The inspiration originated from when the House removed Reps. Marjorie Taylor Greene (R-Ga.) and Paul Gosar (R-Ariz.) from their committees during the last Congress. The votes had been in response to incidents in which both Greene and Gosar appeared to condone violence against their Democratic colleagues. Some Republicans joined Democrats in voting to strip the far-right lawmakers of their assignments. McCarthy nevertheless claimed Democrats’ decisions set a “new standard” for committee membership.
McCarthy singled out the three Democrats as boogeymen for various right-wing grievances. Schiff, McCarthy maintains, lied to the American public during the impeachment of Donald Trump from his perch as chair of the Intelligence Committee. Swalwell, the speaker says, maintained too close of a relationship to a Chinese spy during his first congressional campaign. Both had been key hands in Trump-related oversight, and believe that’s the real reason for McCarthy’s retaliation. “The cardinal sin appears to be that I led the impeachment of his master at Mar-a-Lago,” Schiff told reporters on Wednesday. Omar, meanwhile, made “repeated antisemitic and anti-American remarks,” as McCarthy put it. Her suspicions on his actual motives: “I do not actually think that he has a reason outside of me being Muslim and thinking I should not be,” Omar told HuffPost earlier this month.
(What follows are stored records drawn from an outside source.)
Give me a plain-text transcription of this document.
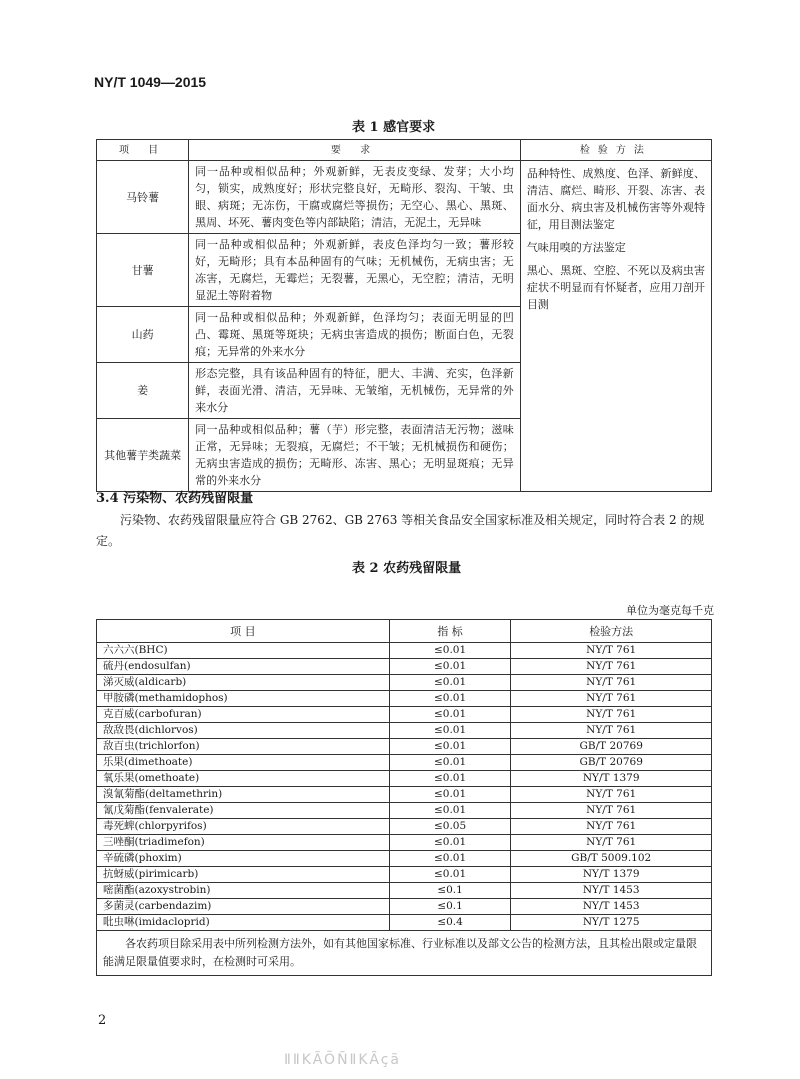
NY/T 1049—2015
表 1 感官要求
项 目	要 求	检验方法
马铃薯	同一品种或相似品种；外观新鲜，无表皮变绿、发芽；大小均匀，锁实，成熟度好；形状完整良好，无畸形、裂沟、干皱、虫眼、病斑；无冻伤，干腐或腐烂等损伤；无空心、黑心、黑斑、黑周、坏死、薯肉变色等内部缺陷；清洁，无泥土，无异味	品种特性、成熟度、色泽、新鲜度、清洁、腐烂、畸形、开裂、冻害、表面水分、病虫害及机械伤害等外观特征，用目测法鉴定

气味用嗅的方法鉴定

黑心、黑斑、空腔、不死以及病虫害症状不明显而有怀疑者，应用刀剖开目测

甘薯	同一品种或相似品种；外观新鲜，表皮色泽均匀一致；薯形较好，无畸形；具有本品种固有的气味；无机械伤，无病虫害；无冻害，无腐烂，无霉烂；无裂薯，无黑心，无空腔；清洁，无明显泥土等附着物	
山药	同一品种或相似品种；外观新鲜，色泽均匀；表面无明显的凹凸、霉斑、黑斑等斑块；无病虫害造成的损伤；断面白色，无裂痕；无异常的外来水分	
姜	形态完整，具有该品种固有的特征，肥大、丰满、充实，色泽新鲜，表面光滑、清洁，无异味、无皱缩，无机械伤，无异常的外来水分	
其他薯芋类蔬菜	同一品种或相似品种；薯（芋）形完整，表面清洁无污物；滋味正常，无异味；无裂痕，无腐烂；不干皱；无机械损伤和硬伤；无病虫害造成的损伤；无畸形、冻害、黑心；无明显斑痕；无异常的外来水分	
3.4 污染物、农药残留限量
污染物、农药残留限量应符合 GB 2762、GB 2763 等相关食品安全国家标准及相关规定，同时符合表 2 的规定。
表 2 农药残留限量
单位为毫克每千克
项 目	指 标	检验方法
六六六(BHC)	≤0.01	NY/T 761
硫丹(endosulfan)	≤0.01	NY/T 761
涕灭威(aldicarb)	≤0.01	NY/T 761
甲胺磷(methamidophos)	≤0.01	NY/T 761
克百威(carbofuran)	≤0.01	NY/T 761
敌敌畏(dichlorvos)	≤0.01	NY/T 761
敌百虫(trichlorfon)	≤0.01	GB/T 20769
乐果(dimethoate)	≤0.01	GB/T 20769
氧乐果(omethoate)	≤0.01	NY/T 1379
溴氰菊酯(deltamethrin)	≤0.01	NY/T 761
氰戊菊酯(fenvalerate)	≤0.01	NY/T 761
毒死蜱(chlorpyrifos)	≤0.05	NY/T 761
三唑酮(triadimefon)	≤0.01	NY/T 761
辛硫磷(phoxim)	≤0.01	GB/T 5009.102
抗蚜威(pirimicarb)	≤0.01	NY/T 1379
嘧菌酯(azoxystrobin)	≤0.1	NY/T 1453
多菌灵(carbendazim)	≤0.1	NY/T 1453
吡虫啉(imidacloprid)	≤0.4	NY/T 1275
各农药项目除采用表中所列检测方法外，如有其他国家标准、行业标准以及部文公告的检测方法，且其检出限或定量限能满足限量值要求时，在检测时可采用。		
2
ⅡⅡKÃÕÑⅡKÃçã
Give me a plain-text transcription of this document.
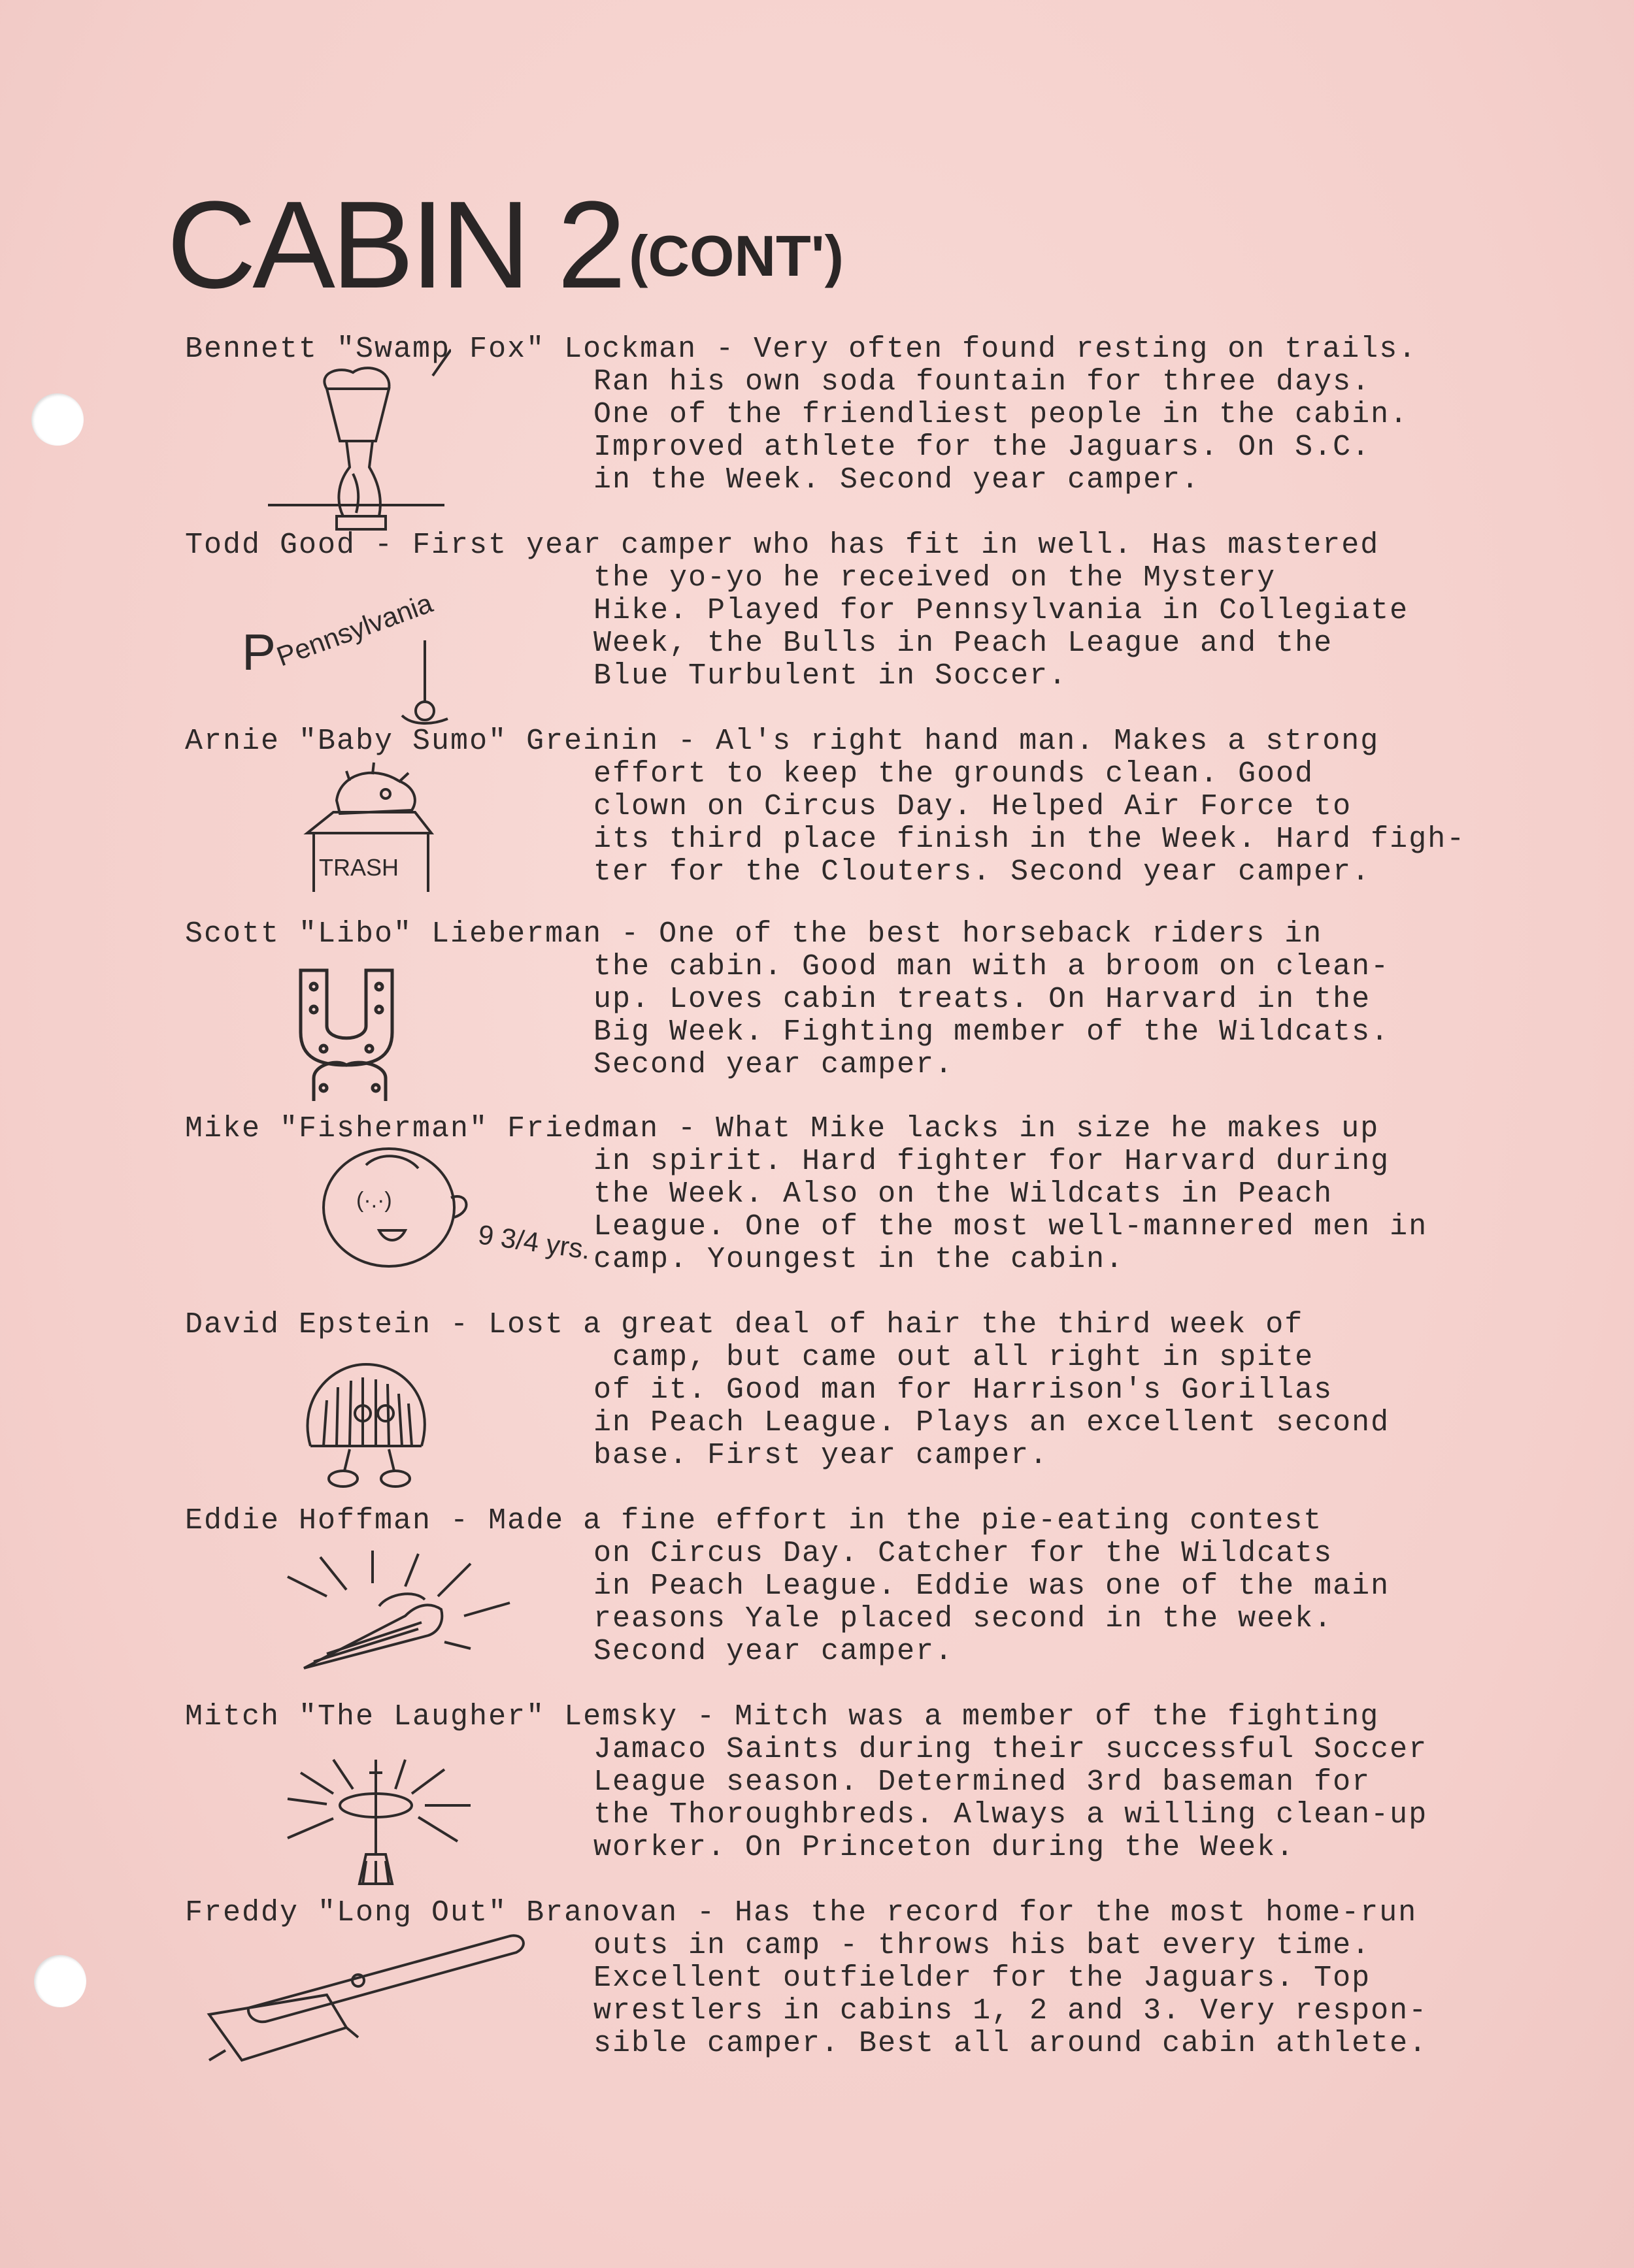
CABIN 2 (CONT')
Bennett "Swamp Fox" Lockman - Very often found resting on trails.
Ran his own soda fountain for three days.
One of the friendliest people in the cabin.
Improved athlete for the Jaguars. On S.C.
in the Week. Second year camper.
Todd Good - First year camper who has fit in well. Has mastered
the yo-yo he received on the Mystery
Hike. Played for Pennsylvania in Collegiate
Week, the Bulls in Peach League and the
Blue Turbulent in Soccer.
P
Pennsylvania
Arnie "Baby Sumo" Greinin - Al's right hand man. Makes a strong
effort to keep the grounds clean. Good
clown on Circus Day. Helped Air Force to
its third place finish in the Week. Hard figh-
ter for the Clouters. Second year camper.
TRASH
Scott "Libo" Lieberman - One of the best horseback riders in
the cabin. Good man with a broom on clean-
up. Loves cabin treats. On Harvard in the
Big Week. Fighting member of the Wildcats.
Second year camper.
Mike "Fisherman" Friedman - What Mike lacks in size he makes up
in spirit. Hard fighter for Harvard during
the Week. Also on the Wildcats in Peach
League. One of the most well-mannered men in
camp. Youngest in the cabin.
(·.·)
9 3/4 yrs.
David Epstein - Lost a great deal of hair the third week of
camp, but came out all right in spite
of it. Good man for Harrison's Gorillas
in Peach League. Plays an excellent second
base. First year camper.
Eddie Hoffman - Made a fine effort in the pie-eating contest
on Circus Day. Catcher for the Wildcats
in Peach League. Eddie was one of the main
reasons Yale placed second in the week.
Second year camper.
Mitch "The Laugher" Lemsky - Mitch was a member of the fighting
Jamaco Saints during their successful Soccer
League season. Determined 3rd baseman for
the Thoroughbreds. Always a willing clean-up
worker. On Princeton during the Week.
Freddy "Long Out" Branovan - Has the record for the most home-run
outs in camp - throws his bat every time.
Excellent outfielder for the Jaguars. Top
wrestlers in cabins 1, 2 and 3. Very respon-
sible camper. Best all around cabin athlete.
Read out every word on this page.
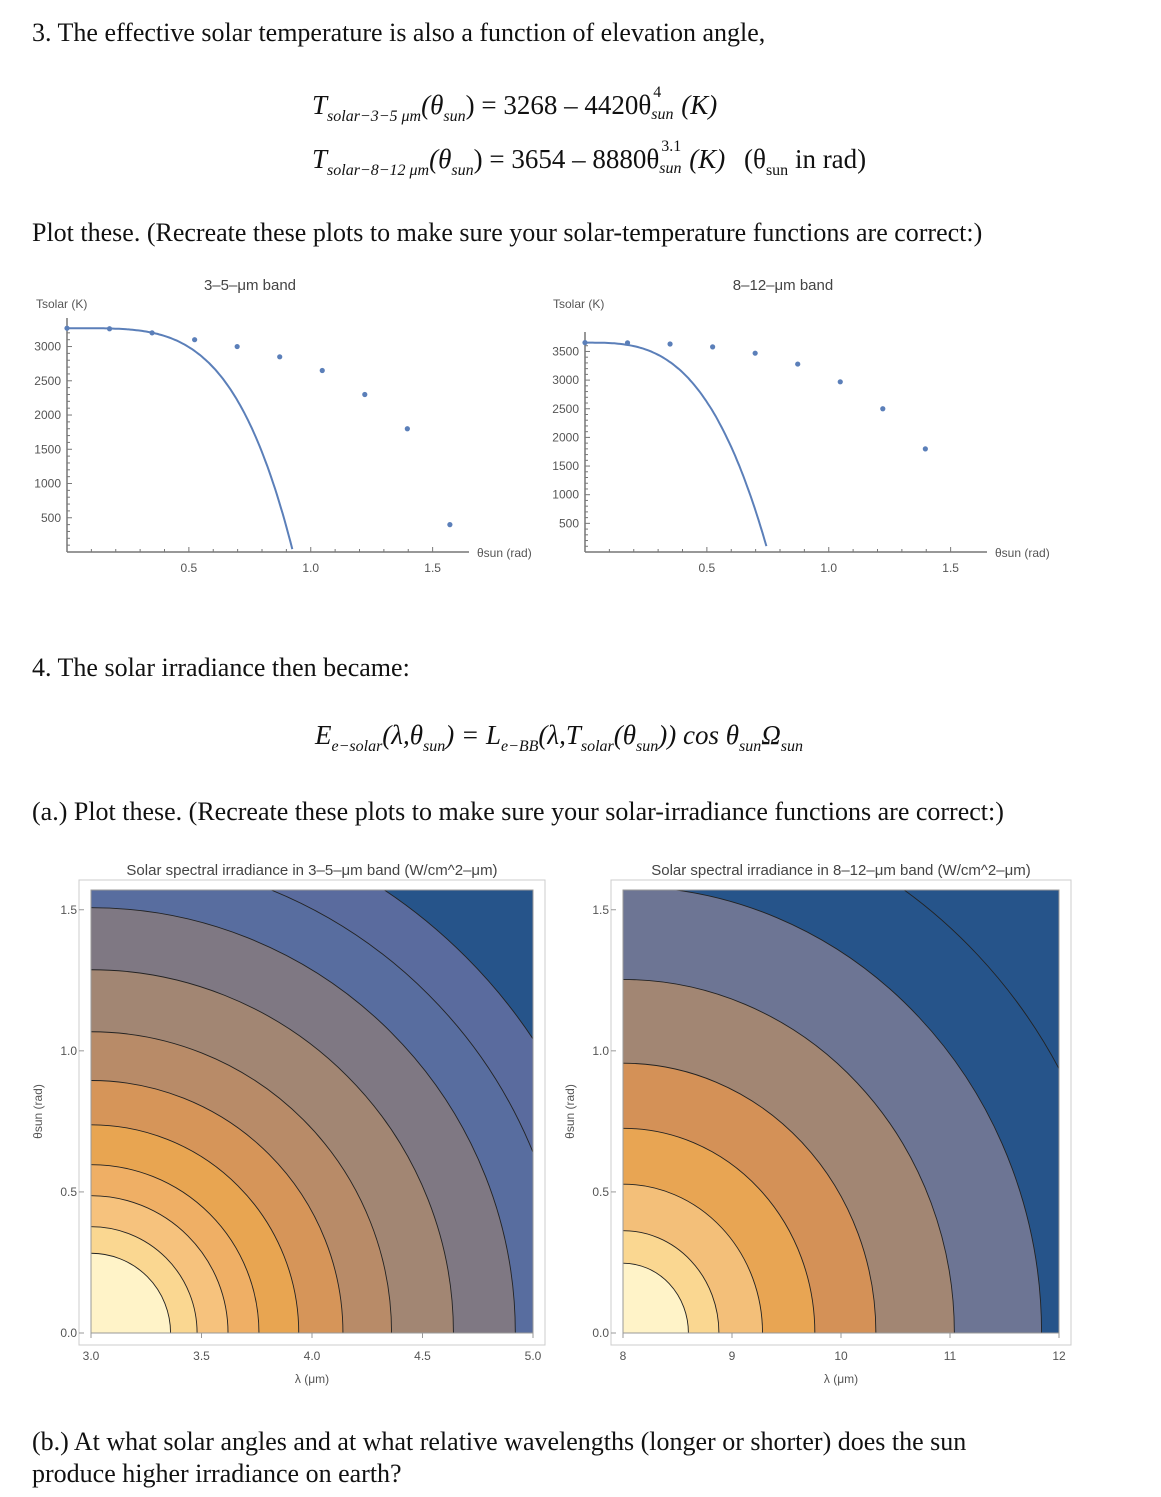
3. The effective solar temperature is also a function of elevation angle,
$T_{solar-3-5 \mu m}(\theta_{sun}) = 3268 - 4420\theta$ 4
sun (K)
$T_{solar-8-12 \mu m}(\theta_{sun}) = 3654 - 8880\theta$ 3.1
sun (K) ($\theta_{sun}$ in rad)
Plot these. (Recreate these plots to make sure your solar-temperature functions are correct:)
3–5–μm band
Tsolar (K)
θsun (rad)
0.5	1.0	1.5
500
1000
1500
2000
2500
3000
8–12–μm band
Tsolar (K)
θsun (rad)
0.5	1.0	1.5
500
1000
1500
2000
2500
3000
3500
4. The solar irradiance then became:
$E_{e-solar}(\lambda,\theta_{sun}) = L_{e-BB}(\lambda,T_{solar}(\theta_{sun}))$ $\cos \theta_{sun}\Omega_{sun}$
(a.) Plot these. (Recreate these plots to make sure your solar-irradiance functions are correct:)
Solar spectral irradiance in 3–5–μm band (W/cm^2–μm)
3.0	3.5	4.0	4.5	5.0
0.0
0.5
1.0
1.5
λ (μm)
θsun (rad)
Solar spectral irradiance in 8–12–μm band (W/cm^2–μm)
8	9	10	11	12
0.0
0.5
1.0
1.5
λ (μm)
θsun (rad)
(b.) At what solar angles and at what relative wavelengths (longer or shorter) does the sun
produce higher irradiance on earth?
Democrats registered their outrage with the most congressional of comebacks: A strongly worded letter. Minority Leader Hakeem Jeffries (D-N.Y.) tried to appeal to reason: Why could “serial fraudster” Rep. George Santos (R-N.Y.) serve on committees but “clearly qualified” Democrats could not? It made no difference to McCarthy, who officially booted Schiff and Swalwell from the Intelligence Committee on Tuesday night. The response? New assignments for Schiff and Swalwell, who will both move onto the Judiciary Committee, another plum oversight perch.
Democrats are mobilizing to save Omar’s seat. Rep. Dean Phillips (D-Minn.) has been holding conversations with fellow Democrats and moderate Republicans who could be swayed to protect her seat — even though the Jewish lawmaker has been critical of both Omar’s past comments and her politics. “I felt a responsibility to have conversations with as Jewish member of Congress and someone who is often politically dissimilar to Rep. Omar,” Phillips says. He’s not dismissing her 2019 comments that invoked an anti-Semitic trope , but “we can disagree without being disagreeable,” he adds. “Removing her from the Foreign Affairs committee would be a tragedy for the Congress and the country.”
Indeed, McCarthy’s ambitions may be thwarted by his own colleagues’ desire for some semblance of order. Rep. Victoria Spartz (R-Ind.) said she “will not support this charade” of removing members from committees. Rep. Nancy Mace (R-S.C.), meanwhile, sided with McCarthy’s decision to sideline Schiff and Swalwell but has said she’s unlikely to support a vote to remove Omar, citing her opposition to Democrats’ votes to remove Gosar and Greene last term. Phillips says his conversations with Republicans have led him to believe many more of his GOP colleagues feel the same way. “I doubt this comes to the House floor,” he says. “I can’t confirm that, but I think people recognize the false equivalency between Omar and MTG and Gosar.”